We start a series of articles dedicated to some aspects that we consider important in the current dynamics of the evolution of the environment in which we live. The world is changing and the need to protect the environment is becoming more and more acute. It is a turmoil that has pushed governments and strong institutions to devote more and more time to the analysis of the situation we are in and to the generation of possible solutions.

ECOTIC is an organization that has been active in the field of waste management of electrical and electronic equipment (WEEE) in Romania for 10 years, and this activity has brought us closer or put us in contact with many realities, information and facts related to the environment. , the impact of the economy and political decisions on it.

circular economy _ graph 1For years now, a concept has been circulating in European and world decision-making circles, which is not so new, but which is only now beginning to gain due visibility and attention: circular economy.

In the simplest words, the circular economy is an economy that produces zero waste. It is a new paradigm, an economic circuit in which, from the design phase, everything is designed in such a way that what enters a product or process, falls into two categories: either it is a biodegradable component, or it is a component with 100% recycling potential.

The implications of such a definition are huge. But such a huge change is needed to succeed, at the level of humanity, in reversing some of the trends that economists and sociologists have identified.

Resources are drying up and thus becoming more and more expensive. 

In the current paradigm of the linear economy, the processes are quite clear. It is what is called a "take-make-dispose pattern": companies extract or buy raw materials, which go into the manufacture of products that they sell to consumers, and they use them until they no longer need them. In other words, more and more resources will be needed, and the planet's deposits are not unlimited.

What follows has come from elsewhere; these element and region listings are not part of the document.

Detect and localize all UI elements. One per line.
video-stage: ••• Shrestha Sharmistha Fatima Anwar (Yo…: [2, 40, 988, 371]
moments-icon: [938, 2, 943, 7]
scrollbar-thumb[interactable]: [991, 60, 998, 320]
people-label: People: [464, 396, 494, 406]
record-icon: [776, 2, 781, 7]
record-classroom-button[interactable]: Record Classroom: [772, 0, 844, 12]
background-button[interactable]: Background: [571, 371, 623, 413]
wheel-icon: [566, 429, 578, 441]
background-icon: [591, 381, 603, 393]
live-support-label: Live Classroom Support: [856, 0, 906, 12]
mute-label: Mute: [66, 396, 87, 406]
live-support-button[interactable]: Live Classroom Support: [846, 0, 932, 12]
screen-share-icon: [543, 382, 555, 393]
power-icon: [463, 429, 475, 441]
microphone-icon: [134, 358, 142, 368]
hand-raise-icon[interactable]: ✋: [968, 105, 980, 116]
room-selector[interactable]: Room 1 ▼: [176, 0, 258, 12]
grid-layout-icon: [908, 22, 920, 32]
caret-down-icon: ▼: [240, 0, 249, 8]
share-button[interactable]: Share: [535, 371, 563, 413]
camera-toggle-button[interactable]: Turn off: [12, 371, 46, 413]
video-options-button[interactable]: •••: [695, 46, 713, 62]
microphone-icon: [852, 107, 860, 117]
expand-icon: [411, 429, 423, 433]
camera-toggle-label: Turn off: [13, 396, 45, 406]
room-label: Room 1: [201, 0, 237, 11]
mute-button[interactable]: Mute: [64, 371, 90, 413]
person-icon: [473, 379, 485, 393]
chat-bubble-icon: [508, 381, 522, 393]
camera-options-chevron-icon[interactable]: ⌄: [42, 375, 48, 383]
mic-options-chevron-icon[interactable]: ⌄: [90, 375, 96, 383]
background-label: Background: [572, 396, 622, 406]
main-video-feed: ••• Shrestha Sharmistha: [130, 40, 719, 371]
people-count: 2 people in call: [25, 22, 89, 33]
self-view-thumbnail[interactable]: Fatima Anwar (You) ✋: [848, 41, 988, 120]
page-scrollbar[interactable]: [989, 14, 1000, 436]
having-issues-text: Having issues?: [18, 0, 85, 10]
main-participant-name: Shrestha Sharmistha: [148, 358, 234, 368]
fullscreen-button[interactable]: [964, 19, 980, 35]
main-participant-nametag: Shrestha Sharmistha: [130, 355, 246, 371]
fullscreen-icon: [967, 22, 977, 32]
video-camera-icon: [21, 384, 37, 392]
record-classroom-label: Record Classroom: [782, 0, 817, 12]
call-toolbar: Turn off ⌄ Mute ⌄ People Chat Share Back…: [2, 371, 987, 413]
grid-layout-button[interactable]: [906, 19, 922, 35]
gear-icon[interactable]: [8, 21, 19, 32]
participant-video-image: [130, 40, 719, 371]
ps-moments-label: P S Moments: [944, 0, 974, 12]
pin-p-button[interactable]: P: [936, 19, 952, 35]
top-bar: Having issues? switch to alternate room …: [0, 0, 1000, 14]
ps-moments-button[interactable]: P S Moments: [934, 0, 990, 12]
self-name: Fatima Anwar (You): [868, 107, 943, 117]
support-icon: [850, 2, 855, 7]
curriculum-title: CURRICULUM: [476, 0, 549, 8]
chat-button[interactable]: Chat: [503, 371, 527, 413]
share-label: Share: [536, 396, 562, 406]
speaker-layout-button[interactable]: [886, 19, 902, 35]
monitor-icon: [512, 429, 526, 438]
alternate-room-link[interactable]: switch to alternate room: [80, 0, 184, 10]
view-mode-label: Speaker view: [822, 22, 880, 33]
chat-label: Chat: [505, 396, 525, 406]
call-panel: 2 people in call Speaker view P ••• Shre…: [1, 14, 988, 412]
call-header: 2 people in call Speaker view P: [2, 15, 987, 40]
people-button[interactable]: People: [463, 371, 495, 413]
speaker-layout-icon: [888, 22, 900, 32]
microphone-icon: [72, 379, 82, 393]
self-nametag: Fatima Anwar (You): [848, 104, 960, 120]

Economists have identified the risk and accelerated growth of the real price of products in the last 10 years, and the conclusion was clear: we all have an interest in getting out of this trap of linear consumptionright!

Companies need to no longer be dependent on raw material suppliers and no longer have high economic risks. The population needs products and services at fair prices, made in a way that transforms the person from the consumer into the user. The environment and the planet need a breath of fresh air, a break in the continuous and sometimes reckless exploitation of natural resources.

Without change, linear consumption leads to stagnation. 

In a system where profit is still produced, things have a natural tendency to stagnate. Now, imagine what it would mean for human civilization to change perspective and methods in the economic model. What a boom! Of course, no one wants a change for the sake of change, but we are talking about a change necessary for our future on this planet.


What this means? It means that people are used, in the current economic model, to own, to have, to use and then to throw. Again and again. But the question now is: will we have where to get it in 20-30 years? How much will it cost, in financial and environmental impact terms, just to consume and not to develop a system that recovers what we generate from consumption?

We leave you with a series of questions. These are serious, acute questions, questions meant to open our eyes to such a vast and demonetized concept, but ultimately vital: our future.